The homes that were built for them were cinderblock homes

with many people living in one room. 

Dirt floors, outdoor kitchens.

Bare houses without much in them.

The people were poor. Very poor.

The bus across town to high school cost a quarter, and many

of them struggled to get that money. 

 

One evening, they had a dinner for us at the school

and the teens who received scholarships

gave us gifts. They were all souvenirs of Honduras,

probably gotten from the mall in the city.

Trays, boxes with scenes of Honduras on them.

My gift was a little house, which my student Yasmine gave me.

These gifts were modest, but we knew they cost money

we knew they cost more money than they had to spare.

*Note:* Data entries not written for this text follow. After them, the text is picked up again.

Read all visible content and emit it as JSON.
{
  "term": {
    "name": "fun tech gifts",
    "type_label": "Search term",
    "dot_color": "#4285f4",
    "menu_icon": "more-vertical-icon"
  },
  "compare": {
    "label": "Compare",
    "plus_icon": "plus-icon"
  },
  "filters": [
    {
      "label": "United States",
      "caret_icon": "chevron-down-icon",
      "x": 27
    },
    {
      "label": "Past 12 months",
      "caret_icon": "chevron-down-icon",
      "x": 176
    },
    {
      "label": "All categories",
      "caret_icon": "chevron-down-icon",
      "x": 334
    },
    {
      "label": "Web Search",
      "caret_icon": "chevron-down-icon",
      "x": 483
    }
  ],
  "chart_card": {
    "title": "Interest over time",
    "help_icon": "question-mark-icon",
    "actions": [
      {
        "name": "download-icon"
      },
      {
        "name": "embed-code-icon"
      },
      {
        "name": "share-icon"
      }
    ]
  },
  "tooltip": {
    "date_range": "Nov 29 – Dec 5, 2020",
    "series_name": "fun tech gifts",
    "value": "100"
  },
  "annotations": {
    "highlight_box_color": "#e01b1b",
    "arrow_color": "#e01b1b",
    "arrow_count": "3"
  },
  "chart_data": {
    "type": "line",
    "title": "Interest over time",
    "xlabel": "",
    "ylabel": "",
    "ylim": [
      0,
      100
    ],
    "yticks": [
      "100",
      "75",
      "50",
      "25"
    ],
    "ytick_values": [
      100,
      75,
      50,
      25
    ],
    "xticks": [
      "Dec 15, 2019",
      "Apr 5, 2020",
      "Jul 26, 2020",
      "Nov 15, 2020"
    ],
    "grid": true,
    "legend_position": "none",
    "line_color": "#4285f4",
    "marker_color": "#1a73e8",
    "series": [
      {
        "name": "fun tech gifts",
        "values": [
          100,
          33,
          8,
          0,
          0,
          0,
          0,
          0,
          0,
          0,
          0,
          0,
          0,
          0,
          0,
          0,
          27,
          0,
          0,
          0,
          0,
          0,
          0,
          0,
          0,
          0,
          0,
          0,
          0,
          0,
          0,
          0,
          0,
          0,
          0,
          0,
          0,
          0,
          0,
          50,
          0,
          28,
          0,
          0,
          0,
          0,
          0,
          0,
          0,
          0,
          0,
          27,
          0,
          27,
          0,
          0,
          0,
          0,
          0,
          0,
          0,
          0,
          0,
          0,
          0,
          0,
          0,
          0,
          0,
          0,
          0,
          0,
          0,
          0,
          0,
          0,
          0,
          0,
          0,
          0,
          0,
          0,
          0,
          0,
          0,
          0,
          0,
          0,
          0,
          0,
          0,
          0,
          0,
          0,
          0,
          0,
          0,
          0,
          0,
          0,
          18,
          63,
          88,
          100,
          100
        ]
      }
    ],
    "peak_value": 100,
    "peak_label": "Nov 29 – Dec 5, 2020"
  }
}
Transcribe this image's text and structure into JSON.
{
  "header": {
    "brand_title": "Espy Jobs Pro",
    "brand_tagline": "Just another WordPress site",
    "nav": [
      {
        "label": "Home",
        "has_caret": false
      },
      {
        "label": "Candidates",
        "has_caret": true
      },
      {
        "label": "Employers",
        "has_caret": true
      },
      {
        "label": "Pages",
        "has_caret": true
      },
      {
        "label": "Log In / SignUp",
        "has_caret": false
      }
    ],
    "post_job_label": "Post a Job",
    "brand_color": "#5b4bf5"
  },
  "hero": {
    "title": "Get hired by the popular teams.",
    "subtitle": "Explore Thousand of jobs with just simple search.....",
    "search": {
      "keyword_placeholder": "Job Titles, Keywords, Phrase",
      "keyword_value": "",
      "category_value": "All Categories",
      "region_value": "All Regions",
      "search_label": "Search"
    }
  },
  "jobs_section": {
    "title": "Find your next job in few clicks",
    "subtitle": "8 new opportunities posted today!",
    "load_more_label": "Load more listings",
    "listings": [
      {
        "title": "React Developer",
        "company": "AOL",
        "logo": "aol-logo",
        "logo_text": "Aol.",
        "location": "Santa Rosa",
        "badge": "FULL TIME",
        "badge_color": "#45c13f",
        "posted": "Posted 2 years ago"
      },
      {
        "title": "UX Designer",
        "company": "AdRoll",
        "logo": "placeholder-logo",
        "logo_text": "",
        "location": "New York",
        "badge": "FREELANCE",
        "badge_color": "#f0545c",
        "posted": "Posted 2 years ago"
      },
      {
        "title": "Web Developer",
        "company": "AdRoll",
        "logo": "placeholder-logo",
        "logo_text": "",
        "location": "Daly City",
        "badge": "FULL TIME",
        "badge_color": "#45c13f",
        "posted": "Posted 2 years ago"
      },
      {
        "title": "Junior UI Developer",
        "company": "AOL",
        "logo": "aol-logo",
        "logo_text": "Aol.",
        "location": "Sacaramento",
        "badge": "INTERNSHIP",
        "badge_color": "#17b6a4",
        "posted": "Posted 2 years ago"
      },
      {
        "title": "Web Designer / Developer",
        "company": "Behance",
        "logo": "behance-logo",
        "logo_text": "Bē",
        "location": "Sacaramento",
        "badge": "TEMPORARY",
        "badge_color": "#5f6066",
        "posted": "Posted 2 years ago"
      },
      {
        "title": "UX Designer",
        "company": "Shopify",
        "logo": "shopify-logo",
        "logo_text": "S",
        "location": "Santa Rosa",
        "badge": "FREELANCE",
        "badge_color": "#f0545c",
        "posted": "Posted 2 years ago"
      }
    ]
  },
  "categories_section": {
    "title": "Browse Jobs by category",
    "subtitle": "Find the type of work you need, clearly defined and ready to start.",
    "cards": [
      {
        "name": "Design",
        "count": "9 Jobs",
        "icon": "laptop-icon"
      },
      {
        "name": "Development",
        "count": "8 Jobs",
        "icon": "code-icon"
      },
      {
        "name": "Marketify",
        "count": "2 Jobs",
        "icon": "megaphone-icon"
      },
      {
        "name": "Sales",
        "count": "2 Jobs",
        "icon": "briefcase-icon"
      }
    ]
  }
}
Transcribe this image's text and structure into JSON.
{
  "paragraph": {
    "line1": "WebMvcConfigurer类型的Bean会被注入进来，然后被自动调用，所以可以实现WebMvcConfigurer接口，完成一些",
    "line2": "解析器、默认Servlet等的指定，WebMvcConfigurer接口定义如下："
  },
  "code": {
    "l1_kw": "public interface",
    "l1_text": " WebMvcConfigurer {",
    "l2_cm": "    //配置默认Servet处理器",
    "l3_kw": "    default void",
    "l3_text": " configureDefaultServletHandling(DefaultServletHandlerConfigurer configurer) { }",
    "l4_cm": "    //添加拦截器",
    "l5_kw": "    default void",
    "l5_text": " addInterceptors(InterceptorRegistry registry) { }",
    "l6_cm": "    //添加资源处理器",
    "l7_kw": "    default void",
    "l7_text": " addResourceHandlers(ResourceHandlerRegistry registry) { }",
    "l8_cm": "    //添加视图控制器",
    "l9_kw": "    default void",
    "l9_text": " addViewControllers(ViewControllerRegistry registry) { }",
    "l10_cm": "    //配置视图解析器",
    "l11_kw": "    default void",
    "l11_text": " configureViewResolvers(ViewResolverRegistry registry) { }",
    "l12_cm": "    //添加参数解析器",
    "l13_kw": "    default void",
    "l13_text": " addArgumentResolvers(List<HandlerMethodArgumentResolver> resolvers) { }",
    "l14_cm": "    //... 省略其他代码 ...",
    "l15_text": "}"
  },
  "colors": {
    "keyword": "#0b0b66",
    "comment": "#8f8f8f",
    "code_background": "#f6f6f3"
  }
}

We asked our guide and translator –

who was also the young people’s mentor— where they got the gifts.

We were hoping maybe he gave them the money for them.

He told us they had saved up the money to get them.

They knew we were coming and they saved for months.

That freaked a lot of us out.

Someone kindly asked if they could give it back,

you know, so they could use these now super-precious 

gifts for themselves or return it for the money.

 

Our guide and translator told us no.

They want to give something to us.

They need to give something to us.

That was their love.

This is their nature. Don’t deny them that.

 

As poor and in need as they were, they had a desire to give.


And it was true, whenever we brought out candy 

or toys for the little kids, none of them grabbed

all they could, they were always concerned about

the other children around them.

They always made sure that each one of them had enough.

 

It was humbling to say the least.

We had so much, and we were hesitant to give.

They literally had nothing, but didn’t think twice about

giving away what they had.

 

Giving is a need we have.                  

It gets buried in us by our fear about the future,

our own desires, our own greed sometimes,

and we lose touch with that.

 

But the truth is, God gives, abundantly, lavishly to all of us.

God has given this world and everything in it.

God gave us Jesus to take away the sins of the world.

Giving is part of God’s nature.

When we give, we come close to the heart of God.

 

This weekend, we remember Dr. Martin Luther King Jr.

For his sacrifice to the good of our life together as a society.

 

He said: “An individual has not started living

until they can rise above the narrow confines

of their individualistic concerns

to the broader concerns of all humanity.”

 

When we give to one another, to another organization,

to a church -- when we put our own individualistic concerns aside,

and look beyond our own wants to the broader concerns of humanity,

we get back the life that God has sought out for us.

 

For those who want to save their life will lose it,

and those who lose their life for my sake will find it.